What don't we know? What do we assume to be true? What happens if we're wrong? These powerful questions have the ability to change the course of any project. Finding the answers can be scary, but you don't need to be a Sherlock, Mulder, House, or UX research expert to get out of your bubble and find the answers. Relying only on internal input can be limiting, and getting out there can be intimidating. However, your customers want to tell you everything you need to know to be successful. Jeremy Kriegel explains how to identify your biggest risks and formulate a plan to address them. Learn the basics of different UX techniques, when to apply them, and even a few expert tips. Even if you don't have the benefit of expert researchers, you can learn how to effectively engage your customers to learn the secrets they desperately want you to know.


Jeremy Kriegel has been designing great user experiences for eighteen years. From start-ups to Fortune 100 companies, as a consultant or on an internal team, Jeremy has seen many different scenarios that each required its own approach. He brings this diversity of experience to bear in adapting UX to an agile world and finding the balance appropriate for each project. As principal consultant at Method sans Madness, Jeremy now specializes in helping startups and teams take an idea from concept to user-centered experience. His previous companies and clients include Drizly, Gemvara, Dunwello, Everest Poker, Endeca, and Sapient.

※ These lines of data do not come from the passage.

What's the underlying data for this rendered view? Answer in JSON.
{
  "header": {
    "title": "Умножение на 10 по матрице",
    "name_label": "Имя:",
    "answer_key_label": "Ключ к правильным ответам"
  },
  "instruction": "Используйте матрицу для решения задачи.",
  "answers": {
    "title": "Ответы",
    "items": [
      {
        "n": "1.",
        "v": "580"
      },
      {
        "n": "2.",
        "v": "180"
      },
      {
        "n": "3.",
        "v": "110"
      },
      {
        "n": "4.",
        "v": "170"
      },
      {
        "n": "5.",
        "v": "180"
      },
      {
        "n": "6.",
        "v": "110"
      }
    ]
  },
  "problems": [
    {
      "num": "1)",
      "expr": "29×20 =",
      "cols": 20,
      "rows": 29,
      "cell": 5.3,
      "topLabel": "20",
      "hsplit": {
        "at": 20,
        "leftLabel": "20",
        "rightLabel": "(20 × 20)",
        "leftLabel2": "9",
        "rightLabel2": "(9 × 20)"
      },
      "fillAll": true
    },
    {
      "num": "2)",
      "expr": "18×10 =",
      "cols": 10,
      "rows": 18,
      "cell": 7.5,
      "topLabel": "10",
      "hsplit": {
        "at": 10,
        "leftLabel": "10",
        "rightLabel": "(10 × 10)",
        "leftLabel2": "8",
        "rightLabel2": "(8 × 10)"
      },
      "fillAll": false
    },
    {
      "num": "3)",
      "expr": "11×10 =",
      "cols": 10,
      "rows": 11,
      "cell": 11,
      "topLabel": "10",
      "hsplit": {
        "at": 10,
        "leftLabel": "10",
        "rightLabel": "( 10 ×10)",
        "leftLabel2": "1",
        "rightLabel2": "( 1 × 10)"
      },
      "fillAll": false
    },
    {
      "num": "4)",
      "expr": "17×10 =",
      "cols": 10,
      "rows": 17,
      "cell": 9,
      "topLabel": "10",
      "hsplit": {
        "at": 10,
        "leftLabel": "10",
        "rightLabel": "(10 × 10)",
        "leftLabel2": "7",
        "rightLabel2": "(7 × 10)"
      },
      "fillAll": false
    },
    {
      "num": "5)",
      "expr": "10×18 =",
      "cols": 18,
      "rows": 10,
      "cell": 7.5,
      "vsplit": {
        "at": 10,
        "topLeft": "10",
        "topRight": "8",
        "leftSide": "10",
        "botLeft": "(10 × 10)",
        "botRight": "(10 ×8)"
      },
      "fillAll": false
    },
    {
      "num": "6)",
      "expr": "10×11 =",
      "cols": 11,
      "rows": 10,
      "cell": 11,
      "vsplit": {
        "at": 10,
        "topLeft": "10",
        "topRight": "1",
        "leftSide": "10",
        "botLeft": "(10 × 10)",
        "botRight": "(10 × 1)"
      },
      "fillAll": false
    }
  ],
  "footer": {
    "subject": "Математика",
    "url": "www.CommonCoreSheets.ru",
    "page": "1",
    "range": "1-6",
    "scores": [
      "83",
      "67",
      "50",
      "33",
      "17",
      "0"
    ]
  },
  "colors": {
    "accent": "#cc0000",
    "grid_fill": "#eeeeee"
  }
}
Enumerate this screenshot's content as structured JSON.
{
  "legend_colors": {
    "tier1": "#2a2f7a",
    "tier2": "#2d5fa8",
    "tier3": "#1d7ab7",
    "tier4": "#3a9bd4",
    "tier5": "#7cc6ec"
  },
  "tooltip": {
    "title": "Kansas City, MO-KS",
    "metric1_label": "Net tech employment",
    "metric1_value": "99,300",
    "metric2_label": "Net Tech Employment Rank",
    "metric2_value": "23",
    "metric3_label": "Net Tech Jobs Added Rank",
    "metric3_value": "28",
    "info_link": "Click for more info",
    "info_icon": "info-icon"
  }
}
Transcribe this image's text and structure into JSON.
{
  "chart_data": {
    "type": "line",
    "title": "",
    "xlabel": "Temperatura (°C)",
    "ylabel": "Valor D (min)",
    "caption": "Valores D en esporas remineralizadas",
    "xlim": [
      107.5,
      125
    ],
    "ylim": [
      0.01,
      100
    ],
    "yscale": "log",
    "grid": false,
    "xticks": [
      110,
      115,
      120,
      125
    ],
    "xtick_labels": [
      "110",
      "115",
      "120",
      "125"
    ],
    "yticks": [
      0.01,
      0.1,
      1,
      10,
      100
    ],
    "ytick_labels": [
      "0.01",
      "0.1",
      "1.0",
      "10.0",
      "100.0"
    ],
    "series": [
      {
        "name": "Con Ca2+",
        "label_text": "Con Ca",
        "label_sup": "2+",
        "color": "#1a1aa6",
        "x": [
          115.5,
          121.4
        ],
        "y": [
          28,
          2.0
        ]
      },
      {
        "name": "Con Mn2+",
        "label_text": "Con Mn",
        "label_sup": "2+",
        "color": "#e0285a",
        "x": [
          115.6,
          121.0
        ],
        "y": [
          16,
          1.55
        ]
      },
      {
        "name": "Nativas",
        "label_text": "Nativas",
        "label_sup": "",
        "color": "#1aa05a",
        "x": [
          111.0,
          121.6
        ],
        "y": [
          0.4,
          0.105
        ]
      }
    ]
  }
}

1:45pm–2:45pm • Fostering Sustained Agility: What Is Needed outside the Teams?


Tricia Broderick, Pearson

Do you feel like your teams are practicing agile, yet high performance is missing?  Most organizations start off strong in their transformation toward an agile mindset.  They successfully implement various team practices, such as sprints and stand-ups. However after the initial wave of benefits, a plateau or even a slip back all too often occurs. This is because many leaders do not focus on fostering sustained agility―that is, creating an overall environment that influences individuals and teams to be learning focused. Tricia Broderick explores topics including the missed opportunities to inspire people to go outside their comfort zones, the mixed messages we send with performance reviews, and overlooked chances to develop change agents. Join Tricia to learn several key initiatives outside the teams that nurture learning, quality, innovation, and job satisfaction.


Passionately focused on the facilitation of high-performance software development teams, Tricia Broderick brings seventeen years of experience including the past seven years with an agile mindset focus. Tricia leverages and openly shares work experience stories and examples to inspire people, especially managers and leaders—both as individuals and as members of innovative teams—to reach new heights through continuous reflection. She is a highly experienced leader, coach, mentor, presenter, trainer, and speaker. Recently, Tricia returned to leading to the edge at Pearson as manager of project management. Contact Tricia at or @t_broderick.

3:15pm–3:30pm • Wrap Up and Ongoing Informal Discussion with Speakers and Attendees

 You are invited to stick around, hang out and chat with speakers after the wrap up as time permits.